Purtroppo tra le possibili restrizioni si fanno spazio quelle relative ai locali e ai trasporti pubblici. Già alcune regioni, come la Campania, hanno avanzato restrizioni sulla regolamentazione del lavoro notturno. A farsi largo anche limitazioni sui trasporti pubblici locali. Tra le ipotesi sarebbe proprio questa a preoccupare i rappresentanti delle categorie coinvolte, che si dicono penalizzate da ordinanze che appaiono a tratti incoerenti.

Il nuovo DPCM punterebbe sullo smartworking, possibilità però, attuabile soltanto per alcune specifiche categorie e penalizzante per altre. Divieto anche di raggruppamenti, ciò include spettacoli all’aperto, manifestazioni sportive, fiere, feste e cerimonie private. Coinvolte anche le attività sportive, soprattutto per gli sport di contatto.

“L’ora più buia”

L’emergenza Covid ha inevitabilmente messo in risalto i limiti di un sistema amministrativo già alquanto penalizzato. Aumentano le preoccupazioni sulla tutela dello stato di diritto e di una democrazia che, a tratti, sembra essere offuscata da provvedimenti lontani dal rispetto della libertà costituzionale.

All’alba di un nuovo Dpcm sorgono nuovi dubbi sull’attività di Governo nell’affrontare l’emergenza del Covid. A parlare, il presidente del Senato, Elisabetta Casellati: “Capisco le ragioni dell’emergenza, ma non vorrei che tra proposte di democrazia diretta, appelli al voto a distanza e ricorso continuo ai decreti legge si finisca per abbattere il Parlamento e quindi la democrazia rappresentativa.”

Sotto accusa proprio i Decreti Ministeriali che, ricordiamo, essere atti amministrativi, dunque atti secondari. Appare poco chiara, infatti, la modificazione dell’iter d’applicazione dei decreti. L’atto amministrativo dovrebbe sottostare a un controllo preventivo e, pertanto a un periodo di tempo di 60 giorni, prima di essere sottoposto all’organo legislativo di riferimento.

Il ritorno alla normalità prima del Covid

Elisabetta Casellati, in un’intervista rilasciata pochi giorni fa, chiedeva “verità e trasparenza” da parte del Comitato Tecnico Scientifico. Sotto accusa anche il repertorio linguistico della classe politica fortemente radicato in un allarmismo ingiustificato.
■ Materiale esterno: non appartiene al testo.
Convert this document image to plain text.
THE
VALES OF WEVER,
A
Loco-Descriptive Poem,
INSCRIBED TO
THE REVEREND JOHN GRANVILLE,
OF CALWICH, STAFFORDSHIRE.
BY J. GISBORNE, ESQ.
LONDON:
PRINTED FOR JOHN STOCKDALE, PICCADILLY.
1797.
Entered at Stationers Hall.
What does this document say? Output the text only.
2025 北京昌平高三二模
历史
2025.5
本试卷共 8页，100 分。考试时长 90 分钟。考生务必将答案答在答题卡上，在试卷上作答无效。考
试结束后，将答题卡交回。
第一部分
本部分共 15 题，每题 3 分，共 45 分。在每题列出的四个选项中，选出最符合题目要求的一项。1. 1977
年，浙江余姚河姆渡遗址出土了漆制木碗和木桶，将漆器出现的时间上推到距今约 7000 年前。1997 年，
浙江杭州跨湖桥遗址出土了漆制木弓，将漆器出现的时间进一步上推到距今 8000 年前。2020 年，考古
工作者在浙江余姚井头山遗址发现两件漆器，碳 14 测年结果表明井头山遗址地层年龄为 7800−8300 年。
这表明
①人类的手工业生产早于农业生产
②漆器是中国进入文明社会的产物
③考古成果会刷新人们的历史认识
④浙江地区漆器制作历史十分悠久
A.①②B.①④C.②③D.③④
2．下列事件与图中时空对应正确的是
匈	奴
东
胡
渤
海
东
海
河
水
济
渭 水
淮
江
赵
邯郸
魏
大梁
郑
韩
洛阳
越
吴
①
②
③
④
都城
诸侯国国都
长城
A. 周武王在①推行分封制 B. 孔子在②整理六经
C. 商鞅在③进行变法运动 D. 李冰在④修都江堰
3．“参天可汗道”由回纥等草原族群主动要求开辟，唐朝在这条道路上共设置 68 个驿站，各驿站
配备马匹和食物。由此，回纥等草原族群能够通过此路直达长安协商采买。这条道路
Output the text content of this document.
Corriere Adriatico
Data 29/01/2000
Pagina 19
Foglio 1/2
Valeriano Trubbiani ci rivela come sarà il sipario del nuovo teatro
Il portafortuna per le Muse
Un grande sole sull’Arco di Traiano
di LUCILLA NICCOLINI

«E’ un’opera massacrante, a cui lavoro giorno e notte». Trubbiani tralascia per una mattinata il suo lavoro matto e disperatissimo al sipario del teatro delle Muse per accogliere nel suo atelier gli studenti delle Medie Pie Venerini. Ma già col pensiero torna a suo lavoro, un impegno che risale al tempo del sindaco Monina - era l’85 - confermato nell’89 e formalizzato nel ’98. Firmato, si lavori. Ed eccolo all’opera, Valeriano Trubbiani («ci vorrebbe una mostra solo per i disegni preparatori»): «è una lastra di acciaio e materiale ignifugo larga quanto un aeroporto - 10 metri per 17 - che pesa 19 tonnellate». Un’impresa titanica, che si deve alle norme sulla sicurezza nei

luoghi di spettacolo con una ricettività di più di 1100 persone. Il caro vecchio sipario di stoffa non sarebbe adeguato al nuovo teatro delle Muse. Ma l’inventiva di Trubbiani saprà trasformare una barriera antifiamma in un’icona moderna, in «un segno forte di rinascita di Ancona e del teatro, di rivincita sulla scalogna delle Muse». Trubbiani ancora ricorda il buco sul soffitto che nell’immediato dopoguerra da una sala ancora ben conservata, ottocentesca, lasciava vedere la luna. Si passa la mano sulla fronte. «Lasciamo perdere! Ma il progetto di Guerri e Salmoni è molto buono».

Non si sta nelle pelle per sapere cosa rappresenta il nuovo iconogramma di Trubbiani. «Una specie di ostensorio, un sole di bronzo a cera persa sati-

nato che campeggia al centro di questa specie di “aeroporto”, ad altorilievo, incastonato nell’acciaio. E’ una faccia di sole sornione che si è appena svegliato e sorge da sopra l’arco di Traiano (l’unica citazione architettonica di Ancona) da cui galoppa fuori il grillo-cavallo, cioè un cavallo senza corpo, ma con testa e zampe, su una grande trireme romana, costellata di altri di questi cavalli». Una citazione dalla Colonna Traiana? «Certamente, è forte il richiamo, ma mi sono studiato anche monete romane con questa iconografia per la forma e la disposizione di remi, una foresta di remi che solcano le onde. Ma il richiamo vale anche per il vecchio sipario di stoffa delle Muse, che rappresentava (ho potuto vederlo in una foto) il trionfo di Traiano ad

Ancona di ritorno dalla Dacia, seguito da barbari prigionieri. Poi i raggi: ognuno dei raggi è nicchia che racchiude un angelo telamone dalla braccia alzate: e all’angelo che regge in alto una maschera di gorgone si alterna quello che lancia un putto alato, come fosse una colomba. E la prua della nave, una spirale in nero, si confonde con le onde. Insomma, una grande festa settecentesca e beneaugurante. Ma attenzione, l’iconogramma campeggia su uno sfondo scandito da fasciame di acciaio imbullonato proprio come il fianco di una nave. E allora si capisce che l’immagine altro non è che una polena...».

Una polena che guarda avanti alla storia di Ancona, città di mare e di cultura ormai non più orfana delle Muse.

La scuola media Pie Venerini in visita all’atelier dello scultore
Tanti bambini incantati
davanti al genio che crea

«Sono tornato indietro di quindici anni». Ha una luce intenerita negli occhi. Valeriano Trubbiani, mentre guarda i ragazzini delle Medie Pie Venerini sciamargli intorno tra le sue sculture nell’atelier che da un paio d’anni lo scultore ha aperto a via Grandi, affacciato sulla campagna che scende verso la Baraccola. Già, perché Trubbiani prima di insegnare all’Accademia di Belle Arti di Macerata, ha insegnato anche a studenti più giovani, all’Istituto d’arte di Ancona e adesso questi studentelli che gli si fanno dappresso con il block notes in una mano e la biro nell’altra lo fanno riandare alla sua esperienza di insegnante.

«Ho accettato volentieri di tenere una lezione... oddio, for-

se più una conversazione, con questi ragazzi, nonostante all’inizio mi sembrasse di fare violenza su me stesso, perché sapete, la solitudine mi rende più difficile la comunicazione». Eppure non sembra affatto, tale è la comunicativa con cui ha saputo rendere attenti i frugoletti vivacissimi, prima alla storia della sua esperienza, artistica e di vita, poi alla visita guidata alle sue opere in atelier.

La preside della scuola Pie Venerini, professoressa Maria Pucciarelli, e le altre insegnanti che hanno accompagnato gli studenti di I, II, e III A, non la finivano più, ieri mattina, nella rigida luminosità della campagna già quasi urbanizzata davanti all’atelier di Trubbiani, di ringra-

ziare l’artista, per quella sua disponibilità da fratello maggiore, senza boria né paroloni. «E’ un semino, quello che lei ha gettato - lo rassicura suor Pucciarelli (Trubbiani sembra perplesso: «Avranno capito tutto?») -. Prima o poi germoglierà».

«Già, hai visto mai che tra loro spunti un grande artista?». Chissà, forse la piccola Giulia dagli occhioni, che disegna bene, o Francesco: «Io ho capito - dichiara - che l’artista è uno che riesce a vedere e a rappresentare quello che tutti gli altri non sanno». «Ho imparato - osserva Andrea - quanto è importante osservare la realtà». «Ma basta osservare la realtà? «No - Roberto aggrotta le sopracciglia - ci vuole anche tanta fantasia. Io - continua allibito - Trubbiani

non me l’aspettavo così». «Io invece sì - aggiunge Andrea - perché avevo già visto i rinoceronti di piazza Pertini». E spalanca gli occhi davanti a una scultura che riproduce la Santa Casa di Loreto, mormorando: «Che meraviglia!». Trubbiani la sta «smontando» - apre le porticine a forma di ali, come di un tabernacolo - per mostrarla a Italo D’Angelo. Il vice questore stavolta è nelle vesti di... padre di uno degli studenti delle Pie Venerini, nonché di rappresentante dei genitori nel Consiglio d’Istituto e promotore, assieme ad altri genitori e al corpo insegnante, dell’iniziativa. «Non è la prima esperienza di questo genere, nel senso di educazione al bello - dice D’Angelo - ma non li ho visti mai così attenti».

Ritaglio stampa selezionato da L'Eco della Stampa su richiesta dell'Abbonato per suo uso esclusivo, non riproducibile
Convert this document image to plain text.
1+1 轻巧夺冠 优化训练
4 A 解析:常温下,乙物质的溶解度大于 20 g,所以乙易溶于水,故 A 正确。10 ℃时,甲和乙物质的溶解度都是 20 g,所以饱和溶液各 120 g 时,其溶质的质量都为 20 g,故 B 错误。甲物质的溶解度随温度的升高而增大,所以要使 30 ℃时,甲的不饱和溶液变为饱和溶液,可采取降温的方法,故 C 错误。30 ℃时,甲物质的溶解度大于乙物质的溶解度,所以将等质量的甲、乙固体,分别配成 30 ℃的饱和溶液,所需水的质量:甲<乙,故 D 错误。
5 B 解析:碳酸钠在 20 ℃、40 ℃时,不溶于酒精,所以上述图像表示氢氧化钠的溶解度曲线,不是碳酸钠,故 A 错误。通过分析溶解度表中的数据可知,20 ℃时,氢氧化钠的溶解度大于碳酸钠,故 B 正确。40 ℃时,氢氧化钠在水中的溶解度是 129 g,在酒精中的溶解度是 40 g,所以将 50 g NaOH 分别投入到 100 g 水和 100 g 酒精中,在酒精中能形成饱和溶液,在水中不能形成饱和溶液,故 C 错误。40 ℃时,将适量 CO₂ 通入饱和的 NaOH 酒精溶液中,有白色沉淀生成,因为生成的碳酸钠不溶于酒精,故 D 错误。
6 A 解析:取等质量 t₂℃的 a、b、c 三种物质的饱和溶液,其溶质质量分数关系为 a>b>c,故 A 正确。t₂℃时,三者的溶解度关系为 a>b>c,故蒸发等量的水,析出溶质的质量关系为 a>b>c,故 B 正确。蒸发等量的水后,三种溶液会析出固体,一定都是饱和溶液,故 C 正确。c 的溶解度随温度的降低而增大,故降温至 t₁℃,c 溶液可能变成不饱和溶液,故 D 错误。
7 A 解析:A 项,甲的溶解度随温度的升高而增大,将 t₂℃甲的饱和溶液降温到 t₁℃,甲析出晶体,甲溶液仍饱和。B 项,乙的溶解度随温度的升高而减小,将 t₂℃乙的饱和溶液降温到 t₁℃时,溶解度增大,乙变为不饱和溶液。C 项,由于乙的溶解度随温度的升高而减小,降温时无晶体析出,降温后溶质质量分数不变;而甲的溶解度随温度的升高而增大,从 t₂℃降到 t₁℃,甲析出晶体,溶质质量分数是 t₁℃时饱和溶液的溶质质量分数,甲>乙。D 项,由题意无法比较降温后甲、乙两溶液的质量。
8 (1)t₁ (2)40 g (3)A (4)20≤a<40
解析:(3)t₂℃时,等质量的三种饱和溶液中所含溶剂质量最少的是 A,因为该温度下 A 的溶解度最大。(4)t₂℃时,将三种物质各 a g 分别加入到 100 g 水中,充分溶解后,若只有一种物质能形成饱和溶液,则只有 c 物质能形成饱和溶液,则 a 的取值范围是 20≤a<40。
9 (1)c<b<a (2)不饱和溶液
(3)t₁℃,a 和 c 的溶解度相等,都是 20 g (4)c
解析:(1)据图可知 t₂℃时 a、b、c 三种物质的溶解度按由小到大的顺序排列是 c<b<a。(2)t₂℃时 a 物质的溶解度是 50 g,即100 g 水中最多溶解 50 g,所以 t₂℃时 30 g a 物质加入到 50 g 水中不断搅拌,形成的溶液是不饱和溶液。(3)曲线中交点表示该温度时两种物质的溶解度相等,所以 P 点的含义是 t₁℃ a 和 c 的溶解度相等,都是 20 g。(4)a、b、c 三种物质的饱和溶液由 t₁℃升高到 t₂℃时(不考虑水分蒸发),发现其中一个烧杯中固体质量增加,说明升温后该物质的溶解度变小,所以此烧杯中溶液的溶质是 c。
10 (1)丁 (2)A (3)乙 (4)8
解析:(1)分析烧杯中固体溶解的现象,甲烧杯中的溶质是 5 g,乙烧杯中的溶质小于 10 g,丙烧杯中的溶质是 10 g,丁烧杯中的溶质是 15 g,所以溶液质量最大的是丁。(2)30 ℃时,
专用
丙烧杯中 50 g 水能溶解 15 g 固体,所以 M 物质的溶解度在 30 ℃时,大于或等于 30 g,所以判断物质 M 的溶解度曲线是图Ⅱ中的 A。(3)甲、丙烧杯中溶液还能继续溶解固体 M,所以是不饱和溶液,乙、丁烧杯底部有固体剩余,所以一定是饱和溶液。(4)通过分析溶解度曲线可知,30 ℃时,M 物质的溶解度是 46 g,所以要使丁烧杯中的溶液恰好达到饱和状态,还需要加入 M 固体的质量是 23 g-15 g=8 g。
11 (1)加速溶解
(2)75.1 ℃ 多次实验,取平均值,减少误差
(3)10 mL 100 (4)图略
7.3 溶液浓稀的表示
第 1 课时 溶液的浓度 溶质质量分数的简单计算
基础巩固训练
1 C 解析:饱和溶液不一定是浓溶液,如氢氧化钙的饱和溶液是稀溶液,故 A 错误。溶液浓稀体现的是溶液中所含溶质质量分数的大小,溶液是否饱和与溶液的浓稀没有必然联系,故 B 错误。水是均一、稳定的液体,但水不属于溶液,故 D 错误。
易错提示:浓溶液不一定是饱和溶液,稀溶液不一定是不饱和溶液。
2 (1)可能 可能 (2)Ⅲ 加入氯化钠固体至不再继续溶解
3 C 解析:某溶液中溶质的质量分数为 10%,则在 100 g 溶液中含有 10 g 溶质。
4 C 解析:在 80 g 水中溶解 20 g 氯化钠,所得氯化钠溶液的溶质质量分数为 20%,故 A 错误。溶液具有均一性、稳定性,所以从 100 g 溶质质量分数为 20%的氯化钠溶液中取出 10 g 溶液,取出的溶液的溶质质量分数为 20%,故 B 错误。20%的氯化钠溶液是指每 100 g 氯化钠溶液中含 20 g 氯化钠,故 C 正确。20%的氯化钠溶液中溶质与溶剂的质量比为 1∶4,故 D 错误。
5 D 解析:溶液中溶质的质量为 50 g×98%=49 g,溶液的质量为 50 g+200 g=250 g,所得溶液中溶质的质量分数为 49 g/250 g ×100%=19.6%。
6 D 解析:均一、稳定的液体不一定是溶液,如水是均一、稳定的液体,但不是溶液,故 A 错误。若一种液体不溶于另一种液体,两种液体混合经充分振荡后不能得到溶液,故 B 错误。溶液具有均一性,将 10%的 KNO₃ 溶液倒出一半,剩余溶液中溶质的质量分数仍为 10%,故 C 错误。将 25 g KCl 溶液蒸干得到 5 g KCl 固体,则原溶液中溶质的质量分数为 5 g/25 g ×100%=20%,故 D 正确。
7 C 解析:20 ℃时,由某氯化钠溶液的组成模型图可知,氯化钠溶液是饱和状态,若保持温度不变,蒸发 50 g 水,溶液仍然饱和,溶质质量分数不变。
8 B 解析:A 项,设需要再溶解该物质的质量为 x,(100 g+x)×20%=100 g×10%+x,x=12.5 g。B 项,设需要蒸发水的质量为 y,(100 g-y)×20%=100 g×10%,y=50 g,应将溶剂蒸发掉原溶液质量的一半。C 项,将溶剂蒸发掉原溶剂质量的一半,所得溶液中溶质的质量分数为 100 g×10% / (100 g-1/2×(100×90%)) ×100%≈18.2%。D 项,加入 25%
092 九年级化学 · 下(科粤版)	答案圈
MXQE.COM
Casellati aveva così parlato in rappresentanza degli “italiani stanchi“, i lavoratori su cui ricadono le restrizioni delle ordinanze regionali e dei Decreti Ministeriali, i veri sconfitti di questa emergenza.
L’allarmismo non serve, non aiuta a controllare la pandemia e crea solo sfiducia. Al contrario dobbiamo sostenere il ritorno alla normalità.” afferma Casellati.

Le categorie penalizzate

Rimane poco chiara la scelta di optare per un atto amministrativo come il Decreto e non, invece, per uno strumento normativo, previsto in casi straordinari di necessità e di urgenza. In quel caso, l’immediatezza del provvedimento sarebbe rispettata, insieme alla tutela della libertà costituzionale. A preoccupare anche l’iter delle Regioni, in particolare al Sud, la zona attualmente più colpita dai contagi. A far discutere, le limitazioni alla cosiddetta “movida”, termine piuttosto abusato nel periodo di velata campagna elettorale dei presidenti delle regioni del meridione.

Per non ricadere nella bolgia di dati e informazioni spersonalizzate però, bisognerebbe ricordare che ad essere penalizzati sarebbero gli stessi lavoratori – dipendenti precari, spesso privi di contratto – che il Governo tenterebbe di tutelare. Un controsenso abbastanza strano, come sono strani i tempi dettati dal Covid.